In this case, I suspect we don't need to bother with the quadratic equations, there should be straightforward formula to compute $$w^*$$ by just plugging in the individual $$\mu_i$$ and $$\sigma_i$$ of each asset:

$$w_i^* = f(\mu_1,\sigma_1,\dots,\mu_n,\sigma_n)$$

I am unable to derive the formula analytically. HELP!
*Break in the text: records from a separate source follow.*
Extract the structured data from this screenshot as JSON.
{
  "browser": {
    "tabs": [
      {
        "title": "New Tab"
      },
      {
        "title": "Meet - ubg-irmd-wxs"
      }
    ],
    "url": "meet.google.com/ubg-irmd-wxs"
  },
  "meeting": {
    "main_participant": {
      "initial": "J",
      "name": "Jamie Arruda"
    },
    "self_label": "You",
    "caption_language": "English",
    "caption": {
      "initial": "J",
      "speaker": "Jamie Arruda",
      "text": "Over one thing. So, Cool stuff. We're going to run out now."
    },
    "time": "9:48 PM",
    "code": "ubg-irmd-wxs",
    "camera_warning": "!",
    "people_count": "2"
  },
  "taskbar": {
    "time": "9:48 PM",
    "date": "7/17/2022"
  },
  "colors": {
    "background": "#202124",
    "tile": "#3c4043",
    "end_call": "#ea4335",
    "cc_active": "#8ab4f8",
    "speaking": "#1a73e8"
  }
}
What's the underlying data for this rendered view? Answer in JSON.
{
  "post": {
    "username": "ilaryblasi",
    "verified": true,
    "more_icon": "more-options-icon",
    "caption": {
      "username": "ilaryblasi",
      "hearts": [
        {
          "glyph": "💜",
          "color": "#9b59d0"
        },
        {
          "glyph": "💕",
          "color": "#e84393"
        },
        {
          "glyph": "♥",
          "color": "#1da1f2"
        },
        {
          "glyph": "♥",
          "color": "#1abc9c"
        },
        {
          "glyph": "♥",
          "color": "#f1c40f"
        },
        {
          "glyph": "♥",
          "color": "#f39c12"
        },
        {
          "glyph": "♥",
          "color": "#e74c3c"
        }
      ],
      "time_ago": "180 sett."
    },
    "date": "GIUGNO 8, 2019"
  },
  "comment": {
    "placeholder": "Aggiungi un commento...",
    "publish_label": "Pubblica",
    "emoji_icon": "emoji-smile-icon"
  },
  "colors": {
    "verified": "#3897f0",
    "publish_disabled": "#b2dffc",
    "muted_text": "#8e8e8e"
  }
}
• The maximum Sharpe portfolio, also called the tangency portfolio in a Markowitz framework, has an analytical expression for the optimal weights $w^*$ under no short-selling constraints. See the answers to this post. Maybe that'll help you answer your question?
– Pleb
May 12 at 18:46
• In addition what Pleb said, the denominator becomes $\sqrt{(w_{1}^2 \sigma_{1}^2 + \ldots + w_{n}^2 \sigma^2_{n})}$ But I'm not sure if that helps with the maximization. May 13 at 3:29

Formally (and I mean it -- see below), the optimal weights are $$w=K^{-1}\mu$$. The portfolio pnl then has the mean $$Q=\sum_iw_i\mu_i$$ and the variance $$V=\sum_{ij}w_iw_jK_{ij}$$. The Sharpe is $$S=Q/\sqrt{V}$$. In the uncorrelated case the answer is given by the Pythagorean formula $$S=\sqrt{\sum_i\frac{\mu_i^2}{\sigma_i^2}}.$$
1. Two uncorrelated assets with Sharpe ratios $$S_1$$ and $$S_2$$. The optimally weighted two-asset book has the Sharpe $$\sqrt{S_1^2+S_2^2}$$.